With Season 1 of True Detective, writer Nic Pizzolatto and director Cary Fukunaga took the simple premise of a small town murder mystery and twisted it into something labyrinthine and macabre. By dashing together a buddy cop drama with a healthy dosage of nihilist philosophy, Southern Gothic, and weird horror, they turned out a riveting neo-noir that was equal parts James Ellroy, Thomas Ligotti, and Robert W. Chambers. Season 2 starts things off with a clean slate: a new cast, a new director, and a new crime. Can Pizzolatto scale the same incredible heights a second time around? The nanobots are running their infernal calculations to answer that very question...
  • Trading the guy who directed Season 1 of True Detective for the guy who directed four Fast & Furious movies. = -10pts 
  • If we had heard that Collin Farrell, Vince Vaughn, and Taylor Kitsch were all going to be in a movie together, we would have expected to see that movie in the five dollar bin at Walmart within a week of its theatrical release. = -25pts 
  • Leonard Cohen in the opening credits gets us started on the right foot, at least. = +7pts 
  • This scene of Collin Farrell being a good dad will surely in no way be offset by a scene of him being a shitty one later on. = +6pts 
  • The name of Collin Farrell's character is so close to the word "Velcro" that we're just going to call him Detective Velcro for the remainder of this series. = +2pts 
  • The only kinds of transactions involving women that Detective Velcro is used to are ones that require him to throw fistfulls of cash in their direction. = -5pts 
  • Detective Velcro's porn-stache as a means for demarcating changes in chronology. = +8pts (A comforting callback to McConaughey's hobo-beard.) 

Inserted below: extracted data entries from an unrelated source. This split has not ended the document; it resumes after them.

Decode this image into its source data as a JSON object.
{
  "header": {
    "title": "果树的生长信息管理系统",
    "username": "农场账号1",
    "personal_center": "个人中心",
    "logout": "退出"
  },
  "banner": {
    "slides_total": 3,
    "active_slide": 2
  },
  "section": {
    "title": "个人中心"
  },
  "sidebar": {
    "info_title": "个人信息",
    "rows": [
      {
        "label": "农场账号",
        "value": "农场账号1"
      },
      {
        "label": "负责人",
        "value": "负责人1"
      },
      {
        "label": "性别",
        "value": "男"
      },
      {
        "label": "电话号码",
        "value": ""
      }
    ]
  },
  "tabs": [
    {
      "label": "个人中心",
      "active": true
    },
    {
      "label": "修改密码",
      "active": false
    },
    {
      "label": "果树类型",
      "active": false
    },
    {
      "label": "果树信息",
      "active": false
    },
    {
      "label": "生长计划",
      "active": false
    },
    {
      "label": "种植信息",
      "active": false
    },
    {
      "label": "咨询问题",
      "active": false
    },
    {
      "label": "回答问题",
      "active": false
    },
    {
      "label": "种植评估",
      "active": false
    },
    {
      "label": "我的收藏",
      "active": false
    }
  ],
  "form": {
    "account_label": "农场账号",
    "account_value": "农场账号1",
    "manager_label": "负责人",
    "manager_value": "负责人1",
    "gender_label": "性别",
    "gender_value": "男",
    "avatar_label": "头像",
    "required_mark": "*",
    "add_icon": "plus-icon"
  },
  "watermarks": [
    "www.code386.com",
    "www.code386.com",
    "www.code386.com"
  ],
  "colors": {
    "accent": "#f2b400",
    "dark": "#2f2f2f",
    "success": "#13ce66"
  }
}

  • FYI, accepting a devil's bargain from Vince Vaughn for the name of your wife's rapist is the quickest path to growing a porn-stache. = +3pts 
  • Rachel MacAdams probably wanted to do butt stuff with her doofy paramour, right? Had to be butt stuff. = +4pts 
  • Rachel MacAdams busting up a legitimate cam girl operation in order to scold her sister has earned her the name of Officer Buzzkill for the remainder of the series. = -6pts 
  • When does Taylor Kitsch find time to enforce the law when he's so busy defending his junk from every woman on earth? = -9pts 
  • Blah, blah, blah, something about a land deal. = -7pts 
  • Missing city manager Ben Casper's pervy art collection. = +4pts 
  • The Weekend and Bernie's situation slowly developing in the back of that car. = +8pts 
  • Detective Velcro shakes down a reporter in order to halt the continuation of an eight-part expose that has almost certainly been written, edited, and prepped for publication already. = -3pts 
  • We were hoping to spot Don Draper in the hippy commune Officer Buzzkill visits, but no dice. = -2pts 
  • Officer Buzzkill's father teaches at the commune? Why don't we just subtitle this season "Daddy Issues?" = -5pts 
  • Now, it may sound bad when Detective Velcro calls his son a "fat pussy," but it's really more of an affectionate nickname. = -3pts 
  • Officer Velcro to a 12-year-old bully: "I'll come back and buttfuck your father with your mom's headless corpse on this goddamn lawn." = -6pts 
  • The song Lera Lynn plays during the meeting between Detective Velcro and Vince Vaughn is the kind of song that someone would choose to soundtrack a parody of True Detective.= -11pts 
  • Nothing like an eyeless, dickless corpse to bring together all the main characters of your premium cable drama. = +5pts 
  • Closing the episode with Nick Cave. = +14pts (They got the musical bookends right.) 

Episode Score = -26pts

While Season 1 of True Detective took its fair share of guff for its resolutely straight-faced approach to pitch black police procedural, the show managed to stay afloat thanks to indelible performances by Harrelson and McConaughey and its carefully wrought tone of suffocating dread. As of episode 1 of the show's second season, however, neither of those elements are present. None of the show's principal characters have been given the space to establish themselves as much more than noir archetypes, and unlike Season 1's Erath, there's something painfully nondescript about the corruption at the heart of Vinci. There's still plenty of time for the series to level off, but right now, this feels like a pointless exercise in miserablism on the level of AMC's aborted Breaking Bad chaser, Low Winter Sun.